My outlines are not usually that
complete. Sigh. Sometimes scenes are, maybe
a chapter, but not an entire book. It’s only been in the last few years that I’ve
even had partial outlines at all, so all you writers out there who are reading
this thinking “OMG! I don’t outline at all!” don’t freak out, it’s fine.
At heart, I still don’t consider
myself someone who outlines because I suck at it. I’m still a pantser. (Someone
who writes by the seat of their pants.) Just because you know the end of your
book and some things that happen in the middle, doesn’t mean you’re a planner,
it means you know what happens.
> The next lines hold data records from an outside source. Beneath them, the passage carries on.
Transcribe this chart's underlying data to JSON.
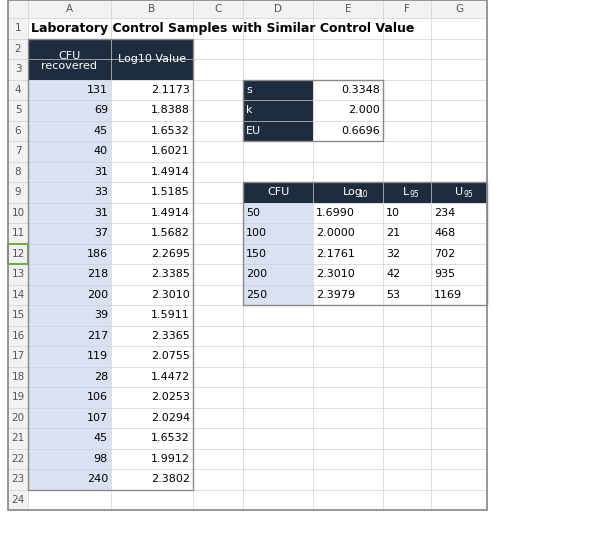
{
  "title": "Laboratory Control Samples with Similar Control Value",
  "col_labels": [
    "",
    "A",
    "B",
    "C",
    "D",
    "E",
    "F",
    "G"
  ],
  "cfu_data": [
    [
      131,
      "2.1173"
    ],
    [
      69,
      "1.8388"
    ],
    [
      45,
      "1.6532"
    ],
    [
      40,
      "1.6021"
    ],
    [
      31,
      "1.4914"
    ],
    [
      33,
      "1.5185"
    ],
    [
      31,
      "1.4914"
    ],
    [
      37,
      "1.5682"
    ],
    [
      186,
      "2.2695"
    ],
    [
      218,
      "2.3385"
    ],
    [
      200,
      "2.3010"
    ],
    [
      39,
      "1.5911"
    ],
    [
      217,
      "2.3365"
    ],
    [
      119,
      "2.0755"
    ],
    [
      28,
      "1.4472"
    ],
    [
      106,
      "2.0253"
    ],
    [
      107,
      "2.0294"
    ],
    [
      45,
      "1.6532"
    ],
    [
      98,
      "1.9912"
    ],
    [
      240,
      "2.3802"
    ]
  ],
  "params": [
    [
      "s",
      "0.3348"
    ],
    [
      "k",
      "2.000"
    ],
    [
      "EU",
      "0.6696"
    ]
  ],
  "table2_data": [
    [
      "50",
      "1.6990",
      "10",
      "234"
    ],
    [
      "100",
      "2.0000",
      "21",
      "468"
    ],
    [
      "150",
      "2.1761",
      "32",
      "702"
    ],
    [
      "200",
      "2.3010",
      "42",
      "935"
    ],
    [
      "250",
      "2.3979",
      "53",
      "1169"
    ]
  ],
  "dark_bg": "#1E2D3D",
  "light_row": "#D9E1F2",
  "white": "#FFFFFF",
  "grid_line": "#D0D0D0",
  "header_bg": "#F2F2F2",
  "text_dark": "#000000",
  "text_mid": "#333333",
  "green_border": "#70AD47",
  "green_bg": "#E2EFDA"
}
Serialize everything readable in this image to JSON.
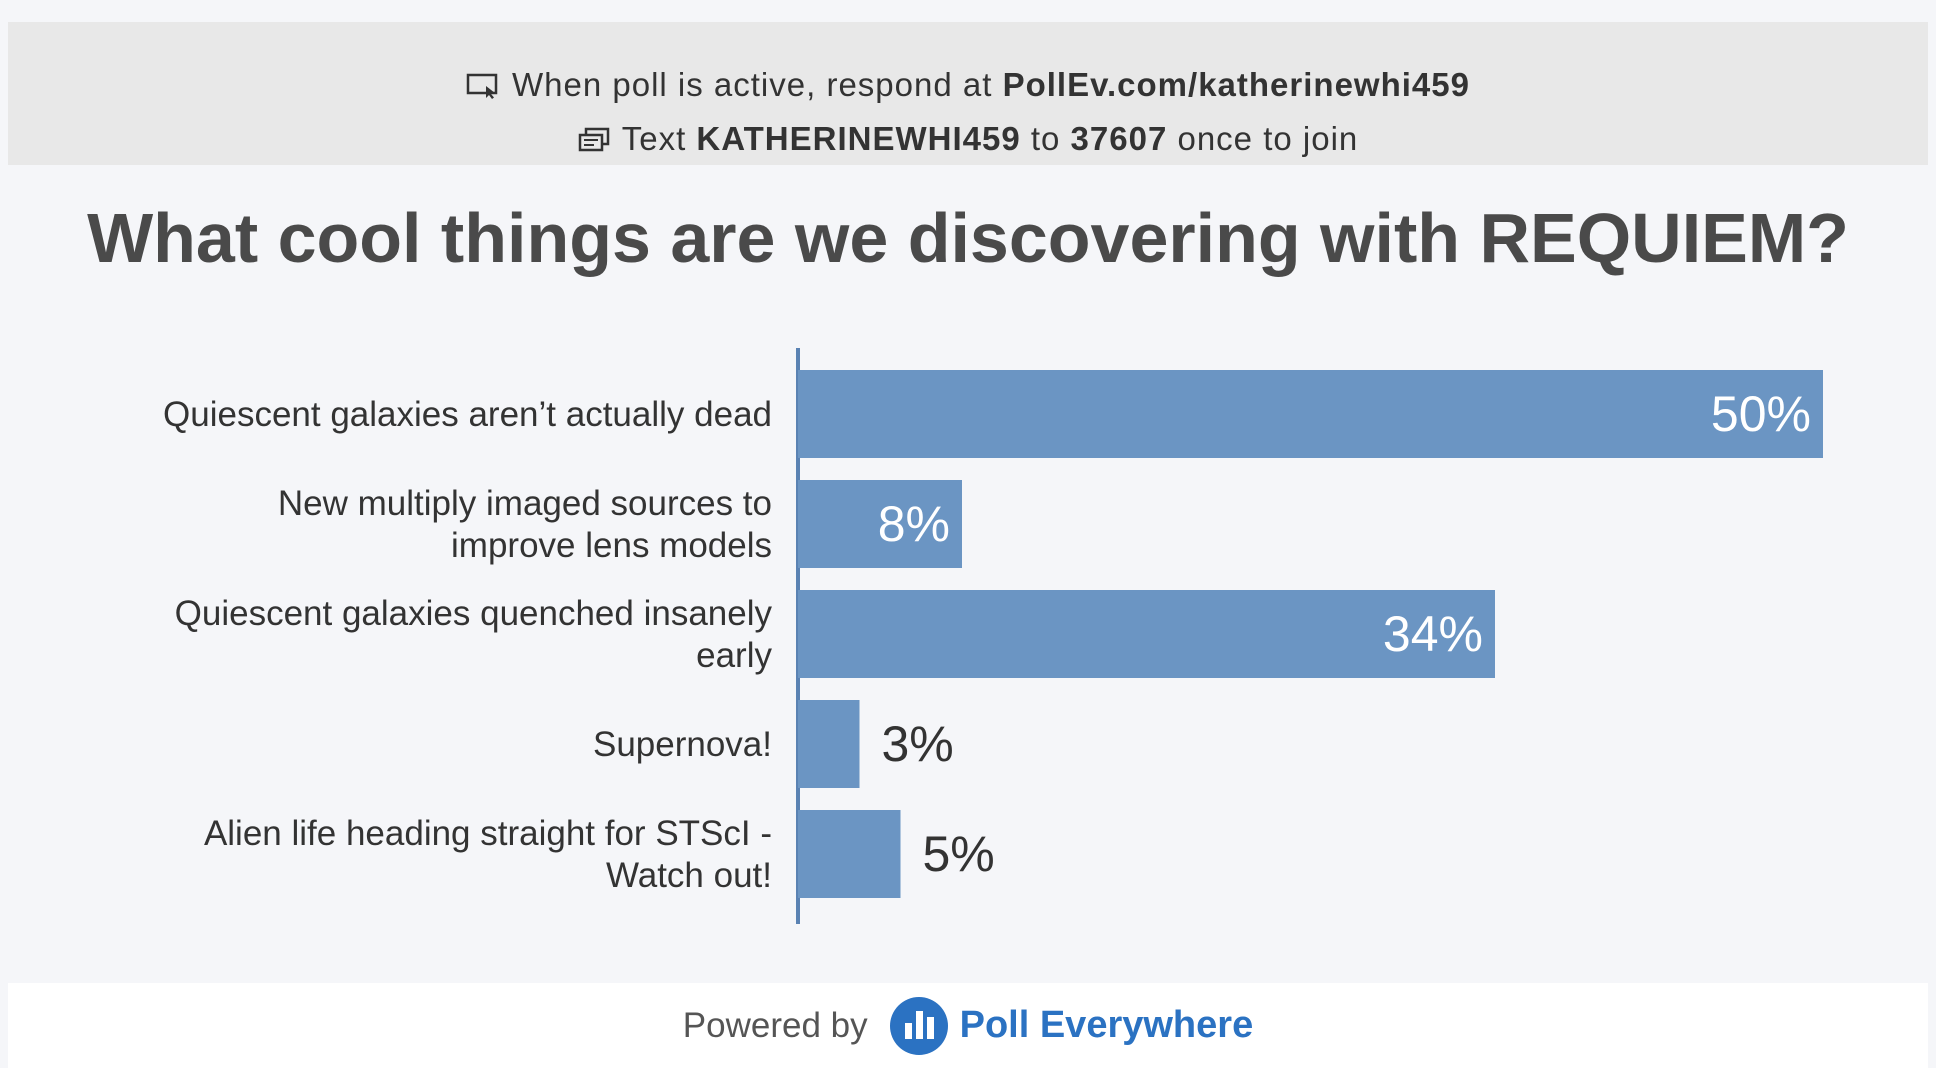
{
  "banner": {
    "line1_prefix": "When poll is active, respond at ",
    "line1_url": "PollEv.com/katherinewhi459",
    "line2_prefix": "Text ",
    "line2_code": "KATHERINEWHI459",
    "line2_mid": " to ",
    "line2_number": "37607",
    "line2_suffix": " once to join",
    "icon1": "screen-cursor-icon",
    "icon2": "text-message-icon"
  },
  "chart_data": {
    "type": "bar",
    "orientation": "horizontal",
    "title": "What cool things are we discovering with REQUIEM?",
    "categories": [
      [
        "Quiescent galaxies aren’t actually dead"
      ],
      [
        "New multiply imaged sources to",
        "improve lens models"
      ],
      [
        "Quiescent galaxies quenched insanely",
        "early"
      ],
      [
        "Supernova!"
      ],
      [
        "Alien life heading straight for STScI -",
        "Watch out!"
      ]
    ],
    "values": [
      50,
      8,
      34,
      3,
      5
    ],
    "value_labels": [
      "50%",
      "8%",
      "34%",
      "3%",
      "5%"
    ],
    "unit": "%",
    "bar_color": "#6b95c3",
    "axis_color": "#5a82b3",
    "grid": false,
    "legend": "none"
  },
  "footer": {
    "powered_by": "Powered by",
    "brand": "Poll Everywhere",
    "brand_color": "#2b72c2",
    "logo_icon": "poll-everywhere-logo-icon"
  }
}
The fog has cleared enough that you saw the
high points of those mountains in the distance, unfortunately you missed the
jungle swamp, rope bridge over the bottomless chasm, and lake of steaming lava
in between. A planner would know about those too.
There are purists who are one or
the other, but I think most writers are a little of each. It’s better that way.
Someone who is 100% pantser? Wow, that book is probably all over the place. On
the flip side, a book written by someone who is 100% planner would have little
whimsy. I like whimsy. People who plan every
move and think about everything
before they say it are stiff and boring. I don’t want to read about them. Good
writers fall in the middle somewhere. Some may be a lot more planner than
others, and that’s just fine. If they can do it, I applaud them. Some may be
more pantser, like myself. We seem to write ourselves into corners, but not
quite. Our characters fight with us and tell us what to do. It keeps things
lively.
Either way, the books get written,
the stories get told. That’s the important part. And if we have to take time
out from telling those stories to do data entry so we can rediscover things, or
pay the bills, so be it. Just as long as our imagination stays active. (Hey,
did you know in Philadelphia there’s a company called Alarmist Security
Systems? What a name. It makes me wonder if there’s a Hypochondriacs Care Clinic.
I would totally go there, just to sit in the waiting room and stare at people.)